Do You Feel Lucky? Multithreading the Profile API

I picked up a case a few weeks ago that had a simple question in it. “Are MAPI’s profile APIs thread safe?” My answer, of course, was “As far as I know – why do you ask?”. The reason they asked was because they had built a framework to encapsulate all of their MAPI operations (a very good idea) and they were seeing “issues” when they ran the profile configuration portion of that framework through their multithreaded test harness.

At first, I had a little trouble pinning down what they meant by “issues” – did they mean hangs? Crashes? Random error codes? Actually – it was all of the above. I got some dumps and traces from them and found 2-3 distinct problems with the way MAPI and some of the providers behave in an non thread safe manner during profile configuration/deletion. When I started running my own tests, I found a few more.

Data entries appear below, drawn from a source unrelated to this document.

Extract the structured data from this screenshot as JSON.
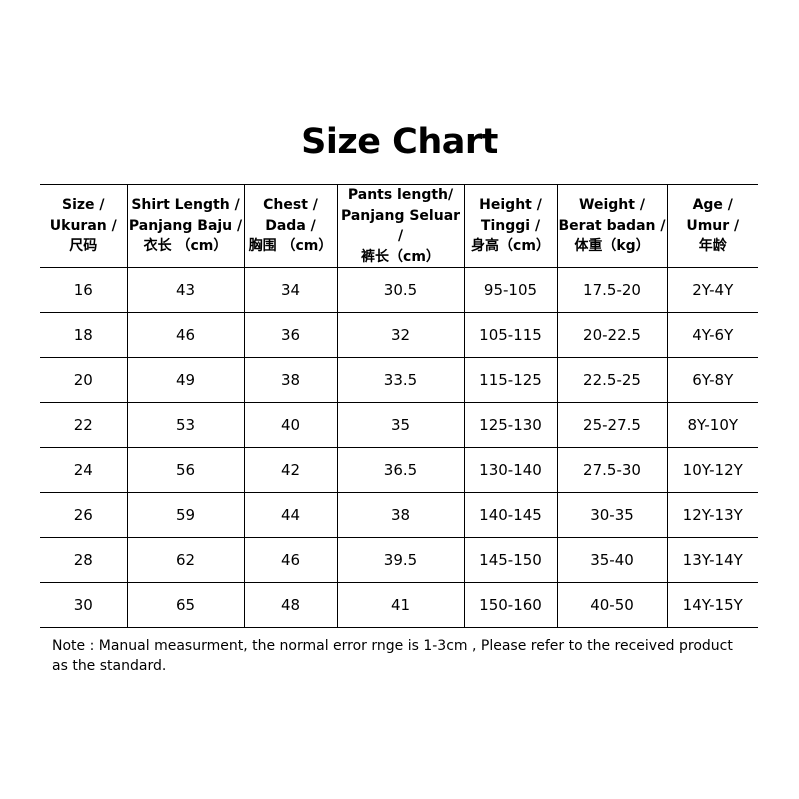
{
  "title": "Size Chart",
  "headers": [
    [
      "Size /",
      "Ukuran /",
      "尺码"
    ],
    [
      "Shirt Length /",
      "Panjang Baju /",
      "衣长 （cm）"
    ],
    [
      "Chest /",
      "Dada /",
      "胸围 （cm）"
    ],
    [
      "Pants length/",
      "Panjang Seluar /",
      "裤长（cm）"
    ],
    [
      "Height /",
      "Tinggi /",
      "身高（cm）"
    ],
    [
      "Weight /",
      "Berat badan /",
      "体重（kg）"
    ],
    [
      "Age /",
      "Umur /",
      "年龄"
    ]
  ],
  "rows": [
    [
      "16",
      "43",
      "34",
      "30.5",
      "95-105",
      "17.5-20",
      "2Y-4Y"
    ],
    [
      "18",
      "46",
      "36",
      "32",
      "105-115",
      "20-22.5",
      "4Y-6Y"
    ],
    [
      "20",
      "49",
      "38",
      "33.5",
      "115-125",
      "22.5-25",
      "6Y-8Y"
    ],
    [
      "22",
      "53",
      "40",
      "35",
      "125-130",
      "25-27.5",
      "8Y-10Y"
    ],
    [
      "24",
      "56",
      "42",
      "36.5",
      "130-140",
      "27.5-30",
      "10Y-12Y"
    ],
    [
      "26",
      "59",
      "44",
      "38",
      "140-145",
      "30-35",
      "12Y-13Y"
    ],
    [
      "28",
      "62",
      "46",
      "39.5",
      "145-150",
      "35-40",
      "13Y-14Y"
    ],
    [
      "30",
      "65",
      "48",
      "41",
      "150-160",
      "40-50",
      "14Y-15Y"
    ]
  ],
  "note": "Note : Manual measurment, the normal error rnge is 1-3cm , Please refer to the received product as the standard."
}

Now – I’ve always understood MAPI and the providers we ship to be thread safe. Sure, there are the occasional issues, but we usually can fix them. We go to a lot of trouble to make sure MAPI behaves correctly across multiple threads. But apparently all of this work, and all of our testing, was under the assumption that the profiles had already been created. I dug back through records of cases I had worked as well as bugs which have been filed against MAPI and found only one case where someone had configured profiles from multiple threads. And on examining that case, I saw that it was from the days before we routinely had multiple processors. Most of the threading issues I was seeing would be much harder to reproduce on a single processor.

I took the list of issues we found back to development to see what they thought we should do about this. The issues we found were in both Outlook and Exchange’s implementation of MAPI (they predate the split), meaning we had a long road ahead of us if we started fixing the problems. And even if we assume we fixed every issue we found, we were certain to find that those issues were hiding other, nastier issues.

So we decided that the best course of action here would be to declare MAPI’s profile API’s not to be thread safe. All MAPI profile configuration should be serialized. This applies to both Exchange and Outlook’s implementations of MAPI and all versions, including the MAPI download.

Here are the APIs you’ll need to serialize as a MAPI client:

Comments (8)

  1. john g says:

    We’re using the MAPI API to create msg files from a C# web service; and we’re using redemption to access MAPI without raising the security warnings.  It runs fine for a long time but then randomly fails. Could this be the threading issue that you describe above?  We’ve rebuild the account profile which fixed the problem the last time it occured. Any advice will be much appreciated.

  2. Stephen Griffin says:

    Doubtful. But you should take Redemption issues to the maker of Redemption.

  3. Torbjorn Jansson says:

    is it also unsafe to use the profile api from multiple exe files at the same time?

    what i have is a program that do the mapi work as a separate process and not threads.

    that program begins with creating a temporary profile and onced its finished it cleans up the profile after itself.

  4. Stephen Griffin says:

    As far as I remember, the threading problems were within a process. Multiple processes are probably fine.

  5. Vladimir Werskov says:

    Any chance to know more about these problems? Exactly which methods of these interfaces should be serialized? If we need to serialize all those profile creation parts, then it is a rather nasty performance hit.

    Do i need to serialize also the call to ConfigureMsgService?

  6. Stephen Griffin says:

    >Exactly which methods of these interfaces should be serialized?

    All of them. But I wouldn’t serialize them individually. I’d serialize the whole act of profile creation/modification.

    >If we need to serialize all those profile creation parts, then it is a rather nasty performance hit.

    Doubtful – profile creation should only need to be done occasionally (like when you install, or maybe during app startup), so serializing it wouldn’t have any measurable performance hit.

  7. Vladimir Werskov says:

    Just imagine a scenario where you can’t keep the profiles – you have many mailboxes and for each one you need more threads. This can be a very high number. Without cleaning up the profiles you end up with full registry – which can turn to be irreparable.

    What is my concern: imagine that you need to create a profile for a mailbox, which is not available (network error, etc) – when configuring such a profile, you need to wait until it returns after a timeout. During this time (assuming you have serialized the profile actions) everybody is locked out and is not able to create a profile when it is needed. And that timeout can be really nasty (some minutes or so). How to overcome this case? Start a process to create a profile for you?

  8. Stephen Griffin says:

    If you’re creating that many profiles, you’re doing it wrong. You should look at CreateStoreEntryID (which *is* thread safe – all it does is bit twiddling).

    I’m not dismissing your concerns, but concocting scenarios won’t make these interfaces thread safe. Any calls into them need to be serialized.